Project Summary

Supercomputer applications face large, complex dataset problems from both the system (complex hierarchy, memory, and storage) and the workload. UMap is an open source user-level library that acts as a tier between the application, the complex datasets, and the system hierarchy.

UMap uniquely exploits the prominent role of complex memories in today’s servers and offers new capabilities to directly access large memory-mapped datasets. For high performance, UMap provides flexible configuration options to customize page handling to each application.

An mmap()-Like Interface

The UMap user-level library provides a high-performance, application-configurable, unified-memory-like interface to diverse data located in storage, on a memory server, or distributed across a network. Its frontend provides a memory-like interface so that applications can access a virtual memory space just like accessing memory-based data in C.

When an application accesses a virtual memory space created by UMap, the backend fetches pages of the data on demand. In the backend, a set of predefined handlers, such as a file-based handler, that are commonly used by HPC applications are in place so that the engineering efforts can be reused across applications. Moreover, if an application uses special-purpose data stores, the application developer can extend the backend handler to specify how data within the user-mapped memory space can be managed in terms of data transfer and marshalling between data stores and the physical memory.
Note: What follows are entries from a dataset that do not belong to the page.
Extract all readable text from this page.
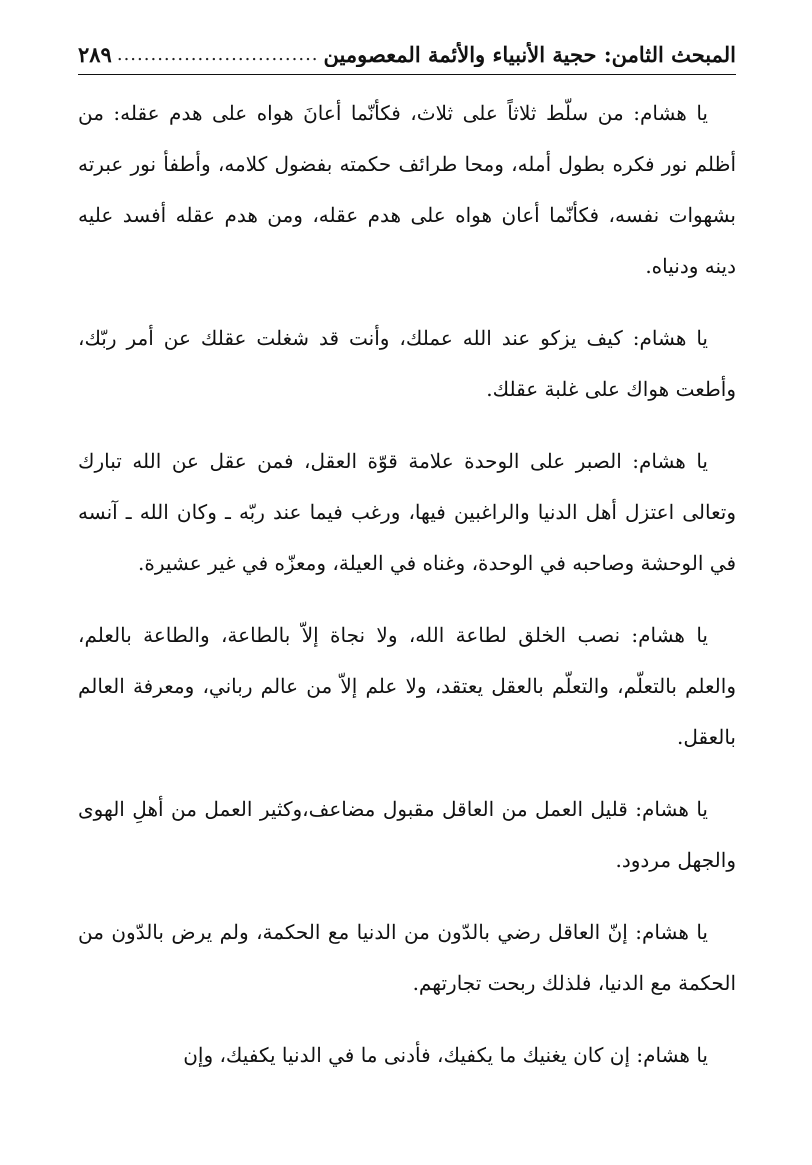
المبحث الثامن: حجية الأنبياء والأئمة المعصومين
..............................
٢٨٩

يا هشام: من سلّط ثلاثاً على ثلاث، فكأنّما أعانَ هواه على هدم عقله: من أظلم نور فكره بطول أمله، ومحا طرائف حكمته بفضول كلامه، وأطفأ نور عبرته بشهوات نفسه، فكأنّما أعان هواه على هدم عقله، ومن هدم عقله أفسد عليه دينه ودنياه.

يا هشام: كيف يزكو عند الله عملك، وأنت قد شغلت عقلك عن أمر ربّك، وأطعت هواك على غلبة عقلك.

يا هشام: الصبر على الوحدة علامة قوّة العقل، فمن عقل عن الله تبارك وتعالى اعتزل أهل الدنيا والراغبين فيها، ورغب فيما عند ربّه ـ وكان الله ـ آنسه في الوحشة وصاحبه في الوحدة، وغناه في العيلة، ومعزّه في غير عشيرة.

يا هشام: نصب الخلق لطاعة الله، ولا نجاة إلاّ بالطاعة، والطاعة بالعلم، والعلم بالتعلّم، والتعلّم بالعقل يعتقد، ولا علم إلاّ من عالم رباني، ومعرفة العالم بالعقل.

يا هشام: قليل العمل من العاقل مقبول مضاعف،وكثير العمل من أهلِ الهوى والجهل مردود.

يا هشام: إنّ العاقل رضي بالدّون من الدنيا مع الحكمة، ولم يرض بالدّون من الحكمة مع الدنيا، فلذلك ربحت تجارتهم.

يا هشام: إن كان يغنيك ما يكفيك، فأدنى ما في الدنيا يكفيك، وإن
A Set of Workers: Manager and Evictor

In contrast to traditional signal handlers, UMap includes a “Manager” function that listens for page-fault events on an asynchronous “userfaultfd” channel of messages from the Linux kernel. A collection of fillers satisfies page-fill requests queued by the Manager. Pages can be filled from various sources, both local and remote.

Fetched pages occupy a UMap page cache separate from the system page cache. As the cache fills up, an “Evict Manager” schedules eviction actions, which are carried out by a set of “Evictors.” The application can set the UMap page size (multiple of the default 4K page size), page cache size, prefetch policies to optimize data access, eviction policies, and the number of threads allocated as filler or evictor.
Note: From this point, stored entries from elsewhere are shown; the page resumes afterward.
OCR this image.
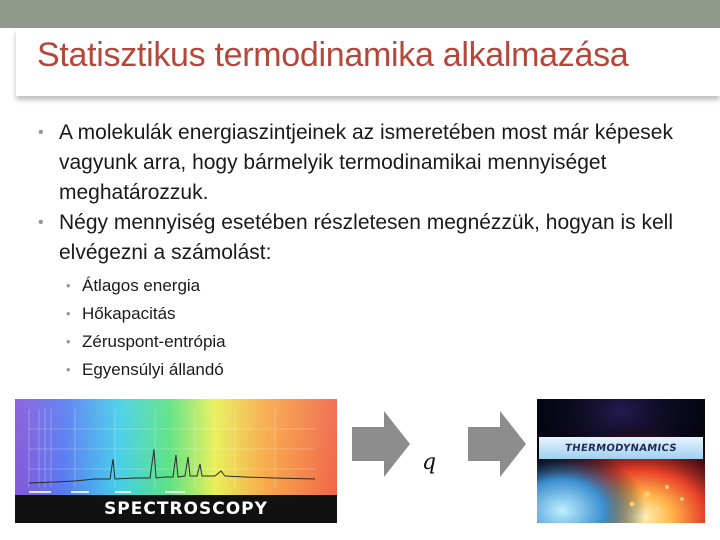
Statisztikus termodinamika alkalmazása
• A molekulák energiaszintjeinek az ismeretében most már képesek vagyunk arra, hogy bármelyik termodinamikai mennyiséget meghatározzuk.
• Négy mennyiség esetében részletesen megnézzük, hogyan is kell elvégezni a számolást:
• Átlagos energia
• Hőkapacitás
• Zéruspont-entrópia
• Egyensúlyi állandó
SPECTROSCOPY
q
THERMODYNAMICS
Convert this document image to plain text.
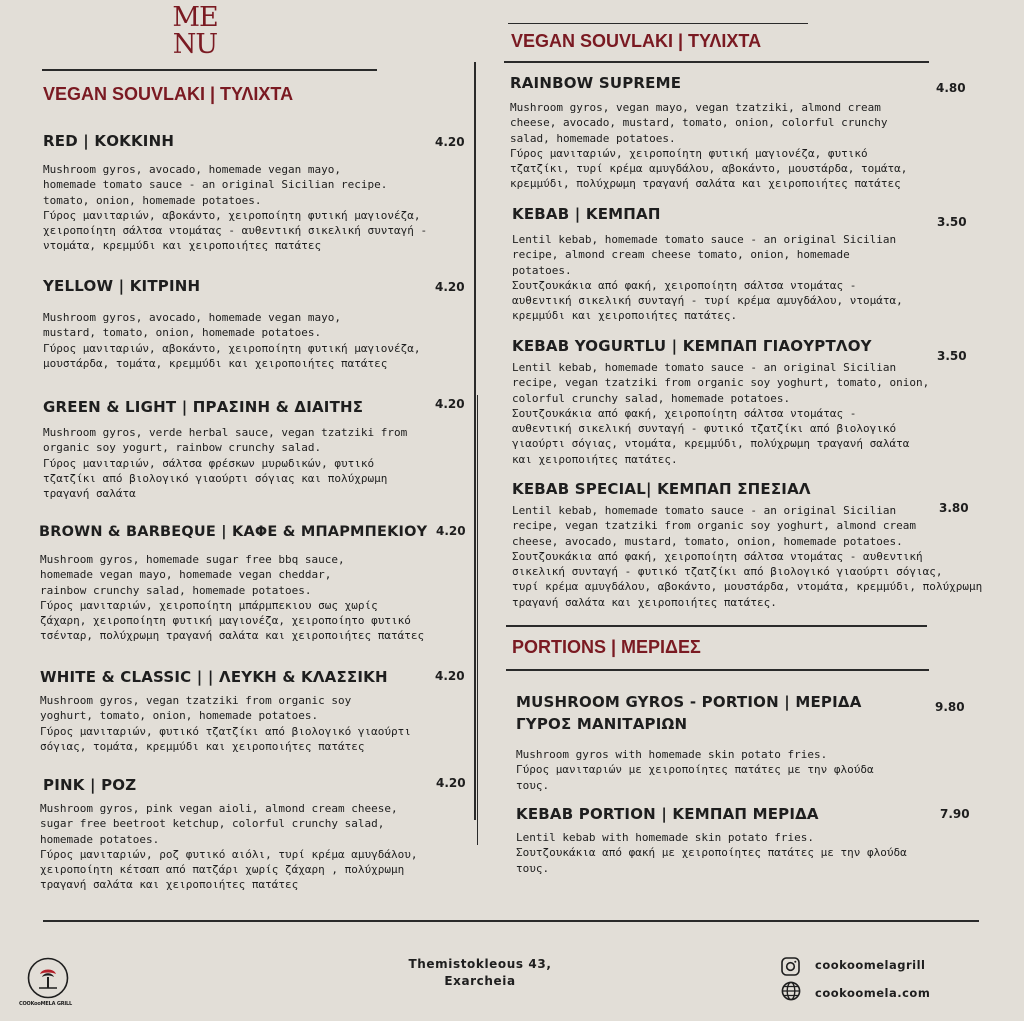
ME
NU
VEGAN SOUVLAKI | ΤΥΛΙΧΤΑ
RED | ΚΟΚΚΙΝΗ	4.20
Mushroom gyros, avocado, homemade vegan mayo,
homemade tomato sauce - an original Sicilian recipe.
tomato, onion, homemade potatoes.
Γύρος μανιταριών, αβοκάντο, χειροποίητη φυτική μαγιονέζα,
χειροποίητη σάλτσα ντομάτας - αυθεντική σικελική συνταγή -
ντομάτα, κρεμμύδι και χειροποιήτες πατάτες
YELLOW | ΚΙΤΡΙΝΗ	4.20
Mushroom gyros, avocado, homemade vegan mayo,
mustard, tomato, onion, homemade potatoes.
Γύρος μανιταριών, αβοκάντο, χειροποίητη φυτική μαγιονέζα,
μουστάρδα, τομάτα, κρεμμύδι και χειροποιήτες πατάτες
GREEN & LIGHT | ΠΡΑΣΙΝΗ & ΔΙΑΙΤΗΣ	4.20
Mushroom gyros, verde herbal sauce, vegan tzatziki from
organic soy yogurt, rainbow crunchy salad.
Γύρος μανιταριών, σάλτσα φρέσκων μυρωδικών, φυτικό
τζατζίκι από βιολογικό γιαούρτι σόγιας και πολύχρωμη
τραγανή σαλάτα
BROWN & BARBEQUE | ΚΑΦΕ & ΜΠΑΡΜΠΕΚΙΟΥ 4.20
Mushroom gyros, homemade sugar free bbq sauce,
homemade vegan mayo, homemade vegan cheddar,
rainbow crunchy salad, homemade potatoes.
Γύρος μανιταριών, χειροποίητη μπάρμπεκιου σως χωρίς
ζάχαρη, χειροποίητη φυτική μαγιονέζα, χειροποίητο φυτικό
τσένταρ, πολύχρωμη τραγανή σαλάτα και χειροποιήτες πατάτες
WHITE & CLASSIC | | ΛΕΥΚΗ & ΚΛΑΣΣΙΚΗ	4.20
Mushroom gyros, vegan tzatziki from organic soy
yoghurt, tomato, onion, homemade potatoes.
Γύρος μανιταριών, φυτικό τζατζίκι από βιολογικό γιαούρτι
σόγιας, τομάτα, κρεμμύδι και χειροποιήτες πατάτες
PINK | ΡΟΖ	4.20
Mushroom gyros, pink vegan aioli, almond cream cheese,
sugar free beetroot ketchup, colorful crunchy salad,
homemade potatoes.
Γύρος μανιταριών, ροζ φυτικό αιόλι, τυρί κρέμα αμυγδάλου,
χειροποίητη κέτσαπ από πατζάρι χωρίς ζάχαρη , πολύχρωμη
τραγανή σαλάτα και χειροποιήτες πατάτες
VEGAN SOUVLAKI | ΤΥΛΙΧΤΑ
RAINBOW SUPREME	4.80
Mushroom gyros, vegan mayo, vegan tzatziki, almond cream
cheese, avocado, mustard, tomato, onion, colorful crunchy
salad, homemade potatoes.
Γύρος μανιταριών, χειροποίητη φυτική μαγιονέζα, φυτικό
τζατζίκι, τυρί κρέμα αμυγδάλου, αβοκάντο, μουστάρδα, τομάτα,
κρεμμύδι, πολύχρωμη τραγανή σαλάτα και χειροποιήτες πατάτες
KEBAB | ΚΕΜΠΑΠ	3.50
Lentil kebab, homemade tomato sauce - an original Sicilian
recipe, almond cream cheese tomato, onion, homemade
potatoes.
Σουτζουκάκια από φακή, χειροποίητη σάλτσα ντομάτας -
αυθεντική σικελική συνταγή - τυρί κρέμα αμυγδάλου, ντομάτα,
κρεμμύδι και χειροποιήτες πατάτες.
KEBAB YOGURTLU | ΚΕΜΠΑΠ ΓΙΑΟΥΡΤΛΟΥ
3.50
Lentil kebab, homemade tomato sauce - an original Sicilian
recipe, vegan tzatziki from organic soy yoghurt, tomato, onion,
colorful crunchy salad, homemade potatoes.
Σουτζουκάκια από φακή, χειροποίητη σάλτσα ντομάτας -
αυθεντική σικελική συνταγή - φυτικό τζατζίκι από βιολογικό
γιαούρτι σόγιας, ντομάτα, κρεμμύδι, πολύχρωμη τραγανή σαλάτα
και χειροποιήτες πατάτες.
KEBAB SPECIAL| ΚΕΜΠΑΠ ΣΠΕΣΙΑΛ
3.80
Lentil kebab, homemade tomato sauce - an original Sicilian
recipe, vegan tzatziki from organic soy yoghurt, almond cream
cheese, avocado, mustard, tomato, onion, homemade potatoes.
Σουτζουκάκια από φακή, χειροποίητη σάλτσα ντομάτας - αυθεντική
σικελική συνταγή - φυτικό τζατζίκι από βιολογικό γιαούρτι σόγιας,
τυρί κρέμα αμυγδάλου, αβοκάντο, μουστάρδα, ντομάτα, κρεμμύδι, πολύχρωμη
τραγανή σαλάτα και χειροποιήτες πατάτες.
PORTIONS | ΜΕΡΙΔΕΣ
MUSHROOM GYROS - PORTION | ΜΕΡΙΔΑ ΓΥΡΟΣ ΜΑΝΙΤΑΡΙΩΝ
9.80
Mushroom gyros with homemade skin potato fries.
Γύρος μανιταριών με χειροποίητες πατάτες με την φλούδα
τους.
KEBAB PORTION | ΚΕΜΠΑΠ ΜΕΡΙΔΑ	7.90
Lentil kebab with homemade skin potato fries.
Σουτζουκάκια από φακή με χειροποίητες πατάτες με την φλούδα
τους.
COOKooMELA GRILL
Themistokleous 43,
Exarcheia
cookoomelagrill
cookoomela.com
To ease the adaptation to application characteristics, the minimal block of data moved between datastore and buffer in the physical memory is abstracted as the UMap internal page size and can be explicitly controlled in user space without requiring system-level configuration. The page cache size is application-controlled, insulating the application from fluctuations in operating system allocations.

chart with architecture and workflow
The architecture of UMap, an application-oriented user-level memory mapping library.

 

Adapting to Different Applications

By enabling scaling up or down the number of threads in fill and eviction groups, the UMap library can adapt to different application characteristics. For instance, for applications with high read/write ratio, more threads can be assigned as fillers than evictors. The fillers and evictors themselves are pluggable, providing extensibility in managing the data store. A default filler is provided for file-backed out-of-core data. A SparseStore filler optimizes for concurrent access to sparse data. A network filler accesses data stores on a remote server such as memory server. A “ZFP” filler automatically decodes and compresses floating point array data using the zfp compression library as an array element and is accessed in its uncompressed view.

Shielding Users from Complexity

By providing a simple interface to applications, the UMap library shields users from contending with the complexity of achieving scalability and coherence for read and write accesses at high concurrency, which is a common characteristic of multithreaded applications running on HPC systems with many hardware cores and threads.

Software

UMap is open source and is part of LLNL’s Memory-Centric Architectures project. It is available for download via GitHub.

Acknowledgement

This research was supported by the Exascale Computing Project (17-SC-20-SC), a joint project of the U.S. Department of Energy’s Office of Science and National Nuclear Security Administration.
This work was performed under the auspices of the U.S. Department of Energy by Lawrence Livermore National Laboratory under contract No. DE-AC52-07NA27344.